そこで今回イタリア政府は、中国便を素早く且つ容赦のない形で排除することで、中国との連帯がEUが疑うほど重いものではない、と当のEUと世界に向けて訴えようとした。それは民意の大半にも沿うアクションであったと僕は思う。
だが伝統的に、アバウトなようで実はしたたかなイタリア政府は同時に、中国との仲を白紙撤回させる気は毛頭なく、彼らの方策に抗議する中国政府に対しては、一時的な予防措置であることを、マタレッラ大統領を筆頭に政府首脳が言葉を尽くして説明して、事態を沈静化させた。
中国は一応抗議はしたもののイタリアの意図を受け入れた。イタリアの断固とした動きは中国政府をおどろかせた。いや、中国はイタリアのアクションをむしろ恐れさえした。その証拠に中国本土で旧正月の休みを過ごしたイタリア在住の中国人の子供たちは、帰伊後に一斉に「自主的」に自宅待機を宣言して、しばらくは学校に行かないことを決めた。
その決定をしたのは、中国人移民の割合が最も多い「プラート」。フィレンツェの隣町である。町の中国人コミュニティは自らを進んで隔離して、子供たちが学校でウイルスを撒き散らす危険を避けたのである。その一糸乱れぬ団体行動は、イタリアの思い切った処置に衝撃を受けた中国本土の強権政府が、住民に圧力をかけたから起きたと考えられる。

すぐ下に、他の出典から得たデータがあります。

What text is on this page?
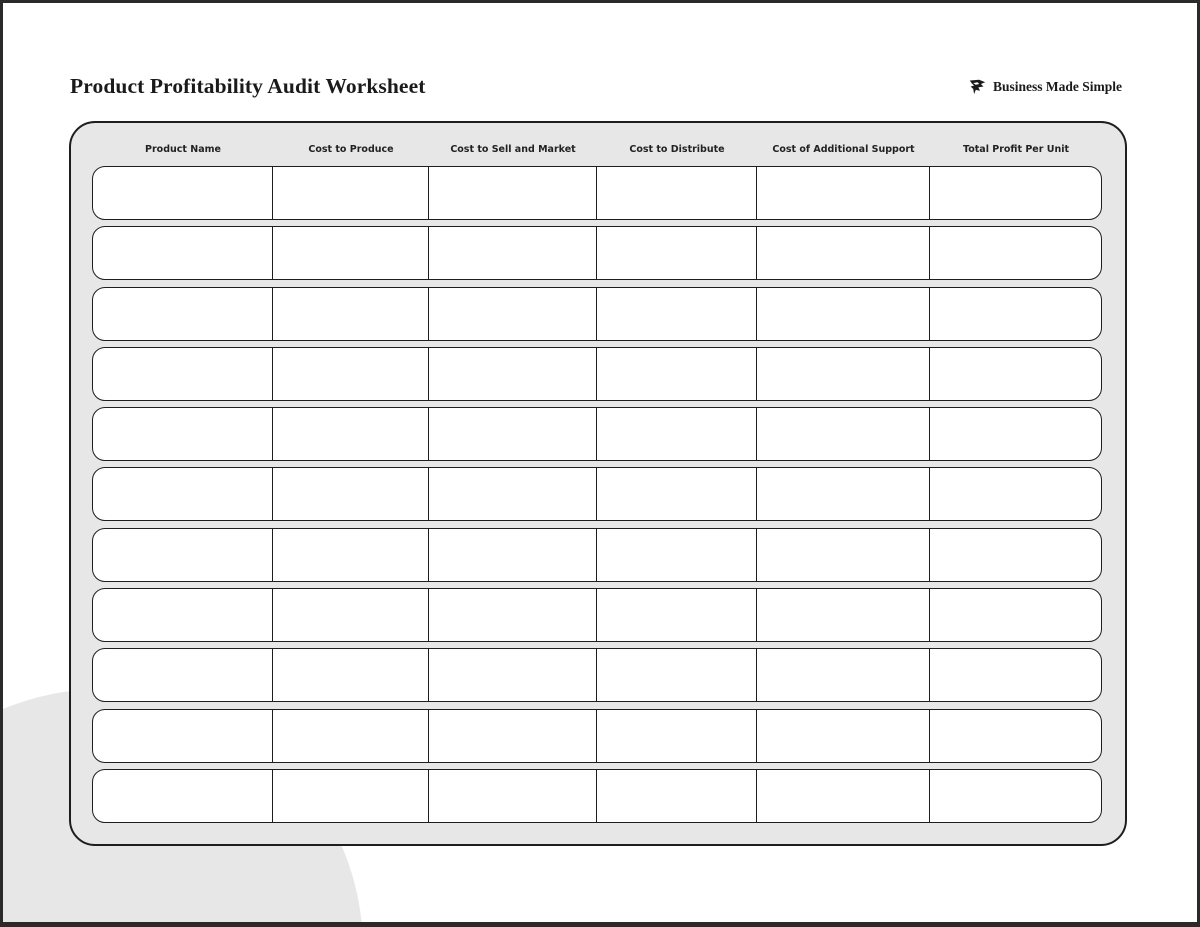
Product Profitability Audit Worksheet	Business Made Simple
Product Name	Cost to Produce	Cost to Sell and Market	Cost to Distribute	Cost of Additional Support	Total Profit Per Unit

そうやって自粛行為をするのは、中国人移民にとっても恐らく為になることだ。それというのも、コロナウイルスへの恐怖は残念ながら民心を惑わして、中国人への偏見差別を助長させている。それは伝播して日本人にまで及ぶ事態さえ起きた。中国人移民の皆さんが外出や目立つ行動を控えるのは、今の状況ではおそらく悪いことではない、というふうに見える。